Ela afirma que a família ficou esperando informações sobre o corpo e passou horas tentando contato com a empresa. Conforme o relato, os funcionários disseram que Willian seria levado ao IML (Instituto de Medicina e Odontologia Legal) e que uma pessoa chamada Luciano entraria em contato com ela.
Conhecido pelo apelido de “Japa”, Willian teria entrado na obra para substituir outro trabalhador. Conforme o relato da família, esse funcionário havia sido contratado anteriormente, feito reclamações relacionadas à obra e acabou demitido. Silvia também afirma que Willian estava trabalhando em ritmo acelerado nos últimos dias, diante da cobrança pela conclusão da obra. Segundo ela, os funcionários chegavam a trabalhar até as 19h.
A irmã diz ainda que quer entender quem era o responsável pela segurança da obra e critica a empresa por, segundo ela, não ter procurado diretamente os familiares. “Porque eles estavam querendo jogar a culpa para o rapaz que trabalha com guindaste. Independentemente de quem foi a culpa, a principal responsável é a empresa”, afirmou.

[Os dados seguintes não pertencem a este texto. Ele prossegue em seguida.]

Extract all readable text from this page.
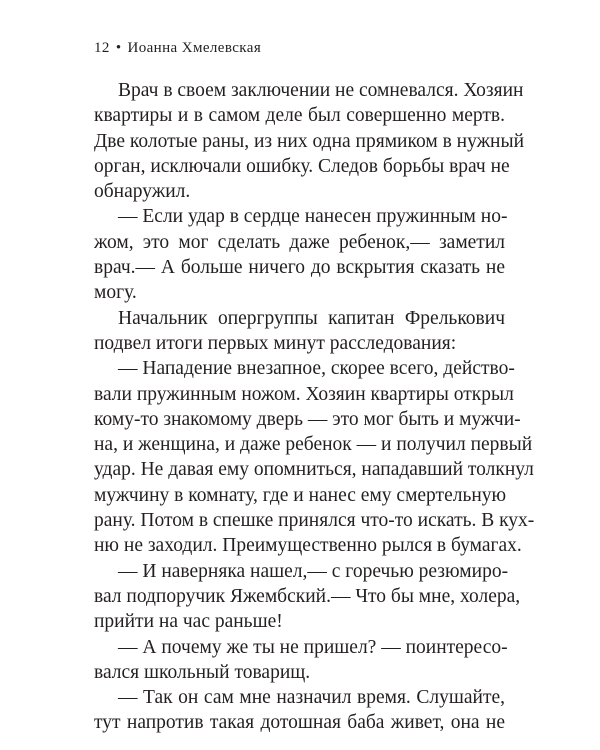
12 • Иоанна Хмелевская
Врач в своем заключении не сомневался. Хозяин
квартиры и в самом деле был совершенно мертв.
Две колотые раны, из них одна прямиком в нужный
орган, исключали ошибку. Следов борьбы врач не
обнаружил.
— Если удар в сердце нанесен пружинным но-
жом, это мог сделать даже ребенок,— заметил
врач.— А больше ничего до вскрытия сказать не
могу.
Начальник опергруппы капитан Фрелькович
подвел итоги первых минут расследования:
— Нападение внезапное, скорее всего, действо-
вали пружинным ножом. Хозяин квартиры открыл
кому-то знакомому дверь — это мог быть и мужчи-
на, и женщина, и даже ребенок — и получил первый
удар. Не давая ему опомниться, нападавший толкнул
мужчину в комнату, где и нанес ему смертельную
рану. Потом в спешке принялся что-то искать. В кух-
ню не заходил. Преимущественно рылся в бумагах.
— И наверняка нашел,— с горечью резюмиро-
вал подпоручик Яжембский.— Что бы мне, холера,
прийти на час раньше!
— А почему же ты не пришел? — поинтересо-
вался школьный товарищ.
— Так он сам мне назначил время. Слушайте,
тут напротив такая дотошная баба живет, она не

A família também questiona a postura dos responsáveis após a tragédia. Segundo Silvia, apenas um encarregado teria feito contato com os familiares. “Cadê o proprietário dessa empresa para, pelo menos, dar os pêsames para a família? (...) É revoltante”, disse.
Segundo a família, a empresa informou que custearia o velório. No entanto, conforme Silvia, no momento do pagamento o valor não teria sido formalizado em nome da empresa e acabou sendo entregue aos familiares. Ela afirma ainda que nenhum colega de trabalho esteve com a família e que outros parentes não teriam sido procurados.
Investigação
As causas do desabamento ainda são investigadas pela Polícia Civil, pela Perícia Científica e pelo Crea-MS (Conselho Regional de Engenharia e Agronomia de Mato Grosso do Sul).
De forma preliminar, o conselheiro do Crea-MS Sidiclei Formagini apontou duas possibilidades principais: uma eventual falha no projeto ou problemas durante a montagem da estrutura pré-fabricada. Segundo ele, a etapa de montagem é considerada uma das mais críticas porque a estrutura ainda não está completamente travada e estabilizada.
O conselho informou que, na fiscalização inicial, a documentação da obra estava regular, com empresa registrada e profissional habilitado como responsável técnico. Outros documentos ainda serão analisados pela Câmara de Engenharia Civil.
Uma câmera de segurança registrou o momento do desabamento, às 14h07 de sexta-feira. As imagens mostram a estrutura cedendo em sequência, em um movimento semelhante a um efeito dominó.
A perícia retornou ao local neste sábado para continuar os levantamentos. O trabalho deve ajudar a esclarecer se houve falha no projeto, na execução ou na montagem da estrutura.